Mahkemeye göre bu prosedürlerin amacı, "adil olmayan veya hatalı davranış tespitlerine karşı temel önlemler" sağlamaktır. Mahkeme kararında, gayri resmi bildirim ile duruşma arasında herhangi bir gecikmenin gerekli olmadığını kaydetti; bu genellikle, öğrencinin kendi versiyonunu sunma fırsatına sahip olacağı iddia edilen suistimalin tartışılmasından ibarettir. Disiplin memuru davaya karar vermeden önce gerçekler.
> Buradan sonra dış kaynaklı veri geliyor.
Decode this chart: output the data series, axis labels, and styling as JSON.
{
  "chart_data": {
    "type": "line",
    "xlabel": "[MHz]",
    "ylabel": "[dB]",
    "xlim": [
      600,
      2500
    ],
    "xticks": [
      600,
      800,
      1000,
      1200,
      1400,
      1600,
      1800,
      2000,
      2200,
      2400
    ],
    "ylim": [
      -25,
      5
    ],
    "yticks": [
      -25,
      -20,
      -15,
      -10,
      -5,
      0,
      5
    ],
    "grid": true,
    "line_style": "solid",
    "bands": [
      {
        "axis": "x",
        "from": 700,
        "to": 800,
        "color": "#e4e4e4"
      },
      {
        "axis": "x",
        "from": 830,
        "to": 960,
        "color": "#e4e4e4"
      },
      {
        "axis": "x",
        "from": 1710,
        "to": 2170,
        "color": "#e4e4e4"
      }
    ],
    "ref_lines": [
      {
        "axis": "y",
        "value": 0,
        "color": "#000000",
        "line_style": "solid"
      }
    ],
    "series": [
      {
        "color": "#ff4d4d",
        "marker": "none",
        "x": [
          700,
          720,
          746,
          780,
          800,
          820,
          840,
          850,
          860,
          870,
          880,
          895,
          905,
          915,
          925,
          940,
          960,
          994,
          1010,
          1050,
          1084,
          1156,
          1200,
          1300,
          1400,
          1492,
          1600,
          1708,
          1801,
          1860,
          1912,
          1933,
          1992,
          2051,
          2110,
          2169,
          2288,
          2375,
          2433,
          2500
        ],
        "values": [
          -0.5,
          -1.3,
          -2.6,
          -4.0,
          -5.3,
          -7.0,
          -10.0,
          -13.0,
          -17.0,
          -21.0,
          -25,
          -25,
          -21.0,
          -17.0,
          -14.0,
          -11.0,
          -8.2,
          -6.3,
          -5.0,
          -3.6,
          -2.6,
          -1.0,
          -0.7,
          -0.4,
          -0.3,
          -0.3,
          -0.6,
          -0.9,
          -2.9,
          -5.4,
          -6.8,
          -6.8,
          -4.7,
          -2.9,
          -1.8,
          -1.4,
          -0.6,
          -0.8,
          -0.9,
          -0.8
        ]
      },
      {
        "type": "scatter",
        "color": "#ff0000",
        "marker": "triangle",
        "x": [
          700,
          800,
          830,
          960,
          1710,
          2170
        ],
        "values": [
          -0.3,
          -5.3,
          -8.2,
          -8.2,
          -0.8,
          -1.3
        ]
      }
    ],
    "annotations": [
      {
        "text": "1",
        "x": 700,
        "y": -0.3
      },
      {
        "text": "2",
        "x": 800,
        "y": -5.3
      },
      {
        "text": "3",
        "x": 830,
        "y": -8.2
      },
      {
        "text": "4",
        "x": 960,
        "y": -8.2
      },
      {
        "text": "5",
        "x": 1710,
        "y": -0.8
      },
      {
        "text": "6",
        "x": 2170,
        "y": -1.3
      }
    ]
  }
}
Duruşmanın genellikle askıya alınmadan önce yapılması gerekmesine rağmen, mahkeme, öğrencilerin “kişilere veya mülke devam eden bir tehlike” veya devam eden bir kesinti tehdidi oluşturduklarında hemen okuldan alınmalarına izin verdi. Bu gibi durumlarda, ihbar ve duruşma, mümkün olan en kısa sürede yapılacaktır.

Çoğunluğun görüşünü yazan Yargıç Byron R. White, kısa süreli bir uzaklaştırma öncesinde gerekli olan sınırlı prosedürleri vurguladı. Bu tür durumlarda mahkeme, öğrencilerin bir avukat tutma, kendilerine karşı tanıklarla yüzleşme ve çapraz sorgu yapma ya da onlar adına tanık çağırma hakkına sahip olmalarını şart koşmaz. Öte yandan, öğrencilerin olaylarla ilgili versiyonlarını dinledikten sonra disiplinerler, suçlayıcıları ve tanıkları daha bilinçli kararlar vermeleri için çağırmaları gerektiğine karar verebilirler.